The car's right-hand man is my phone, which has been dysfunctional nine months out of the last 12. While text messaging through a small hole in the screen, I swear I can hear it laughing at me.
Last, but certainly not least, my computer appears to have a psychic link that causes it to spontaneously overheat every time one of my tires explodes. Just three days ago, part of the power cord snapped off, damaging not only itself but also the $200 part to which it was attached.
And then when I come to school and open the paper, staring back at me is the opportunity to earn two thirds of my yearly income through the sheer viability of my reproductive system.
"$15,000." it whispers in italics. "Screw the trinity. Buy a Mac."

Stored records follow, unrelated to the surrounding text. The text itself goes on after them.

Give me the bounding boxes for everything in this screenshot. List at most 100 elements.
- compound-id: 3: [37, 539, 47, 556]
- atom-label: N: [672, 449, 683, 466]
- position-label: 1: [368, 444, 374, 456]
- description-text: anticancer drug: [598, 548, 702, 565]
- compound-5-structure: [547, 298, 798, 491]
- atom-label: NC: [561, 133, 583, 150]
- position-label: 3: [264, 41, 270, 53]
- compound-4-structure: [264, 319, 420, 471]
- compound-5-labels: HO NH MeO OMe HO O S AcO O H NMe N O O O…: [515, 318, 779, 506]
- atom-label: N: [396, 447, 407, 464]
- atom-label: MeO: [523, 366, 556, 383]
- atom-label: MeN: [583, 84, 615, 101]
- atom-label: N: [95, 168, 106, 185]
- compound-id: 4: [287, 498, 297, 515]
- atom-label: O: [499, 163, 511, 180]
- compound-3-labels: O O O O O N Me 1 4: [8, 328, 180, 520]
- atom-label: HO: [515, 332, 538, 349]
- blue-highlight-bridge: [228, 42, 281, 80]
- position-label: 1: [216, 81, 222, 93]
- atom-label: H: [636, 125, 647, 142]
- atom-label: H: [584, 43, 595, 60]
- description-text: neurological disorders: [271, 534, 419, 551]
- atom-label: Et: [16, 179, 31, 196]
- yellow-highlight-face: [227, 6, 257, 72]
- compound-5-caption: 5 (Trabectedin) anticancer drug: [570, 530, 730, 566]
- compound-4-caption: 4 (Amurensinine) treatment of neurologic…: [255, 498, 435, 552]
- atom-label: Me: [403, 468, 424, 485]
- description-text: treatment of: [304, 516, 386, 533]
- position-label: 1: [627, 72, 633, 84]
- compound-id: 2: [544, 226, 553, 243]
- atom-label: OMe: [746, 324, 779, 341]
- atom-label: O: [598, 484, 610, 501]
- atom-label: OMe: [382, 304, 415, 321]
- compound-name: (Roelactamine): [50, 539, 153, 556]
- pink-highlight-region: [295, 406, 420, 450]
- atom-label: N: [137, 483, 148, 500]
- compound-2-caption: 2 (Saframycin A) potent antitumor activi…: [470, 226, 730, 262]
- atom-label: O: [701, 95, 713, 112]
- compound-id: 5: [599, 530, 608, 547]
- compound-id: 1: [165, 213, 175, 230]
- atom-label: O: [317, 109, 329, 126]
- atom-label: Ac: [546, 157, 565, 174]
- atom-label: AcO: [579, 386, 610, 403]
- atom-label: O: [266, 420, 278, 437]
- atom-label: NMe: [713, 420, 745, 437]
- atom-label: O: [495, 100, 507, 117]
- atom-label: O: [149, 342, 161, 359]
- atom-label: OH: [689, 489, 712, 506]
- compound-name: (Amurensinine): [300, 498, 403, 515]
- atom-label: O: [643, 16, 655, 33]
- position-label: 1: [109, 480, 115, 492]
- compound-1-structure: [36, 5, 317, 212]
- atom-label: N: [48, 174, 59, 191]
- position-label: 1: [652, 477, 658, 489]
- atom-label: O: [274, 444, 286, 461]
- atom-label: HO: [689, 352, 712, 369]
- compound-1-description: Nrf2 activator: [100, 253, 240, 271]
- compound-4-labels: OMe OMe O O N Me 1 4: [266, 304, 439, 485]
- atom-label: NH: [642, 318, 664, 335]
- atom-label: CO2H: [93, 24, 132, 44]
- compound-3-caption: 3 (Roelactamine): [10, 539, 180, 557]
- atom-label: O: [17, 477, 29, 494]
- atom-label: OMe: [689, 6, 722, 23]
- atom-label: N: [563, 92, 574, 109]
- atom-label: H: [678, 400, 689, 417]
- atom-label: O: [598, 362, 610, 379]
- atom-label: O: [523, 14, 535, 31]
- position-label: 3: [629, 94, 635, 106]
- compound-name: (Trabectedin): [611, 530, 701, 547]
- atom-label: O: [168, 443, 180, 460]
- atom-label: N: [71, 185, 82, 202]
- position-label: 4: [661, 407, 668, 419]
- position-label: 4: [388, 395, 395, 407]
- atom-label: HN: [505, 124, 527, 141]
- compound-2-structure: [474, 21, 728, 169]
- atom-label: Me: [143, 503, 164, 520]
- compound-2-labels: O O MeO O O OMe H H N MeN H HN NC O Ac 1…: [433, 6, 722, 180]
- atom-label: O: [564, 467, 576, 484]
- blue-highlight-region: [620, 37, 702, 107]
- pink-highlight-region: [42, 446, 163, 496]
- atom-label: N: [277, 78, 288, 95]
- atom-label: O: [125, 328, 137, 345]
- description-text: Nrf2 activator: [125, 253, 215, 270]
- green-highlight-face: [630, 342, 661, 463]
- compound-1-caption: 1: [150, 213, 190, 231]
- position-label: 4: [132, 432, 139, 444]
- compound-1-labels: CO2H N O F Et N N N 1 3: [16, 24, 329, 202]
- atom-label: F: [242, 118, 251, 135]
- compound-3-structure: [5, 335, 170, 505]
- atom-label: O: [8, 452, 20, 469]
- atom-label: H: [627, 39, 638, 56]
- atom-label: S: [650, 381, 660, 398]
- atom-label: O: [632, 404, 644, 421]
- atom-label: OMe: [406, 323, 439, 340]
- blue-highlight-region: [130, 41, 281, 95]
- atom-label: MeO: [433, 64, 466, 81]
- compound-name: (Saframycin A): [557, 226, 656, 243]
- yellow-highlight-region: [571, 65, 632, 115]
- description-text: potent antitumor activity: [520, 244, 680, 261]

I have plenty of valid arguments against the idea. Sold eggs become sold children, who might understandably be upset that their mother traded them for a new computer and a Kia. Two weeks of fertility treatments would probably alienate anyone I might want to take for a ride in my new plastic car, not to mention my neighbors, parents and the entire psychology department. The SAT score and healthy lifestyle requirements border perilously on the reality of designer children. And I'm not so down with a creepy doctor with a needle getting all jabby without any medically necessary reason.
"Ah, but what is getting jabbed in the ovaries when you are already taking it in the a- from the Dell?" the ad says, "Just think of the poor infertile families you'll be helping."
For a second I start to think maybe it's not as horrible as I'm imagining. The families on the Web site look fairly sincere, infertility is a bad lot and, besides, it has the term "donation" right there in the title. Maybe it's just like donating sperm... only involving less '80s porn.
But I can never delude myself long enough to go through with it. Between parents who would rather spend an exorbitant amount of money to "have their own children" than to adopt, college kids looking to bag several grand and the morally bankrupt middlemen, the whole process is fraught with selfish motives. Often, the ads offer far more compensation than is ever likely to become available. Besides, it looks like it hurts.
I'm not sure there's a right or wrong answer to egg donation in individual cases, but considering that Duke's Institutional Review Board believes excessive financial compensation to be potentially coercive, I can't help feeling a little pressured.
Did I mention my microwave sounds like a dying cat?
Jacqui Detwiler is a graduate student in psychology and neuroscience. Her column runs every Friday.